Ad perfectionem facitior et compendiosior via est obedientia, extra quem via et rora perfecti fiunt. Le chemin le plus facile et le mieux choisi pour aller à la perfection, c'est l'obéissance; hors de là il est bien difficile et bien rare de devenir parfait. Saint Pierre de Blois.

Saint Udalric ou Ulric, naquit à Ratisbonne, ville du royaume de Bavière, d'une famille très-distinguée. Son père, Bérode, occupait une place éminente à la cour de l'empereur Henri III. « Dès son enfance », dit l'historien du Saint, « semblable à l'industrieuse abeille, Udalric recueillit dans la ruche de son cœur le doux miel de la parole divine, et le conserva fidèlement ». Après avoir passé quelque temps à la cour de l'empereur Henri III, où il édifia tous ceux qui le connurent par ses vertus et sa piété, il fut élevé au diaconat par Nilon, son oncle, évêque de Freisingen, en Bavière, qui l'avait appelé près de lui, et qui le nomma ensuite prévôt de la cathédrale. Le rétablissement de la discipline ecclésiastique, le salut des âmes et le soulagement des pauvres occupèrent tous ses moments. Il était tellement animé par l'esprit de charité, que pendant une famine il engagea toutes ses terres pour venir plus efficacement au secours des malheureux.

Sa fervente dévotion pour les mystères de la passion du Sauveur l'engagea à faire le pèlerinage de la Terre-Sainte. À son retour, il se rendit à Rome avec un pieux scolastique ou écolâtre de Ratisbonne, nommé Gérald, et de là en France où ils prononcèrent leurs vœux dans le monastère de Cluny, dirigé alors par l'illustre saint Hugues. Sous la conduite de cet excellent guide, Udalric fit de grands progrès dans la perfection. Ses oraisons devinrent plus fréquentes et plus longues, ses jeûnes et ses mortifications plus austères, ses travaux plus continus et plus durs. Il gardait le plus profond silence, marchait toujours les yeux baissés, obéissant comme un enfant. Les fruits d'une vie si sainte furent la paix de l'âme, la douceur, l'affabilité et une profonde humilité. En un mot, sa vie fut le modèle de toutes les vertus.

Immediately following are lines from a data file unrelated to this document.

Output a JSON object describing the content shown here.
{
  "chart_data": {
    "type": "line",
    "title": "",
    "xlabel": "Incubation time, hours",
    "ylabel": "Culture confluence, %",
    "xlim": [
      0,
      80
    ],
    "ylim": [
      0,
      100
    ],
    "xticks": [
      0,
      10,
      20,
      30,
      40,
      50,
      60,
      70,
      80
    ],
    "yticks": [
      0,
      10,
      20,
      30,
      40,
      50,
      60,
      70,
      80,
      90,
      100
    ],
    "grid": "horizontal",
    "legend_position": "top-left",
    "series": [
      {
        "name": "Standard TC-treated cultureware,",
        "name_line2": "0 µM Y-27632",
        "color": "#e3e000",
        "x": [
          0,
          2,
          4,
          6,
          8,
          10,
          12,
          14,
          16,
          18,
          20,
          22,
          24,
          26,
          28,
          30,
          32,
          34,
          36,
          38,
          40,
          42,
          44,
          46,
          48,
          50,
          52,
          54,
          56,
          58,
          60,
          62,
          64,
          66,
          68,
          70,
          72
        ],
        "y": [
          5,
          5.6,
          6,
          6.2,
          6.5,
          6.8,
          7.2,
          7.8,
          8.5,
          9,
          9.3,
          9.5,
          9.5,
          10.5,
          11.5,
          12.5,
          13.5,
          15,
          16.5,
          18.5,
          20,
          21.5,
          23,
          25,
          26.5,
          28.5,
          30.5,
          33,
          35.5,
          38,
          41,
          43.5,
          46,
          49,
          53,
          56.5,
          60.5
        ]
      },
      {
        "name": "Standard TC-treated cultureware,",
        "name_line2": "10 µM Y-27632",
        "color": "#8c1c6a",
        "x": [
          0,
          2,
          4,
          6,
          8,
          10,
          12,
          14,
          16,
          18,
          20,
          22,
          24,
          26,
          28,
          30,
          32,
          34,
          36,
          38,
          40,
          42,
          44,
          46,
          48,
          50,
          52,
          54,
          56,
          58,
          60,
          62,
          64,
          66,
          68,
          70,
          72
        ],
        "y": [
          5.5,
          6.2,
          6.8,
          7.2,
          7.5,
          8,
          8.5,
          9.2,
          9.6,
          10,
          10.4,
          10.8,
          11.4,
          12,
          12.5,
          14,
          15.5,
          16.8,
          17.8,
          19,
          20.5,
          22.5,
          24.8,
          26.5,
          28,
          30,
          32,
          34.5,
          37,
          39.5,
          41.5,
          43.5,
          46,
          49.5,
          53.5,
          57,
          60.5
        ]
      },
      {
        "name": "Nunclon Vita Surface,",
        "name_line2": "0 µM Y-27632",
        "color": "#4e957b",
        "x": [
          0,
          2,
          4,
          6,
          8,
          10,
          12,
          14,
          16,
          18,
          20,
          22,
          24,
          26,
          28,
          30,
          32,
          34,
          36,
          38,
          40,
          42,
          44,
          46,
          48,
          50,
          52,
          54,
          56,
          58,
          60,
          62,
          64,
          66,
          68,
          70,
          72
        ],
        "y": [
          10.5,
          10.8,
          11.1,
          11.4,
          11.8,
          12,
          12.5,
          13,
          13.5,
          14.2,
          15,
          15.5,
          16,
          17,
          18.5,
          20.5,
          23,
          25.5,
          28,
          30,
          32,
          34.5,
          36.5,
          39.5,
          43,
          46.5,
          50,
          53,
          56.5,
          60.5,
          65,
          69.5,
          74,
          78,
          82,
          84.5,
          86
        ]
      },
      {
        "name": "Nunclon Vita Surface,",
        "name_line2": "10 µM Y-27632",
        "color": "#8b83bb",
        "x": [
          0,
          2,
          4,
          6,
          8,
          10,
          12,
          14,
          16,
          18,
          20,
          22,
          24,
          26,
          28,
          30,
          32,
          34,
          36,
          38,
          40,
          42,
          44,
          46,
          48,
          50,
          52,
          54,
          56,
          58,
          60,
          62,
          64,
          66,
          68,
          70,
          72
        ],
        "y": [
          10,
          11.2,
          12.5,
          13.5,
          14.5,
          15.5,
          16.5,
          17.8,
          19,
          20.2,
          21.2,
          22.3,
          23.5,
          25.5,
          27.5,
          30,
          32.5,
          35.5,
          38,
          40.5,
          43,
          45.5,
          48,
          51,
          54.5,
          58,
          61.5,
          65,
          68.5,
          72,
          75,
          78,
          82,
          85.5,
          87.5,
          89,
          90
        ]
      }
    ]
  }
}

Saint Hugues, appréciant un si rare mérite, éleva Udalric au sacerdoce, le fit son chapelain et son conseiller, et l'établit même confesseur du monastère. Un tel choix ne pouvait manquer d'être approuvé. On accourait de toutes parts auprès du saint religieux, et l'on se croyait heureux, si l'on se reposait sur lui de l'affaire du salut. Il répondait à cette confiance générale par une sincère affection, gagnant tous les cœurs par sa bonté, son affabilité et son zèle pour le bonheur de ses frères.

Quelques années après, il fut nommé prieur de Marcigny-les-Nonnains (Marciniacum, Côte-d'Or). Menant dans ce monastère une vie très-dure, employant à écrire une grande partie du jour et même de la nuit, il y contracta de violents maux de tête. Un jour qu'il souffrait le plus, il se lava le front avec de l'absinthe dont il lui entra quelques gouttes dans l'œil. Cet accident, qui faillit le priver de la vue, obligea saint Hugues à le rappeler à Cluny.

Lorsqu'il y fut rétabli, on l'envoya en Allemagne pour y fonder un monastère. Mont-Roger, au diocèse de Mayence, lui parut propre à ce dessein; ne pouvant se mettre à l'œuvre aussitôt à cause de l'hiver, il alla s'ensevelir avec ses frères dans une solitude pour y vaquer tranquillement aux exercices de la pénitence. Cette solitude ne put cependant le soustraire à l'empressement des peuples. On venait de toutes parts auprès de lui pour en recevoir la guérison des maladies de l'âme et du corps. Revenu à Cluny après la fondation de Mont-Roger (Mons sancti Remigii), il fut envoyé en qualité de prieur à Payerne, dans le diocèse de Lausanne. Là, son zèle lui ayant attiré quelques persécutions, saint Hugues le chargea de fonder et de diriger un monastère près du Vieux-Brisach, dans le grand-duché de Bade.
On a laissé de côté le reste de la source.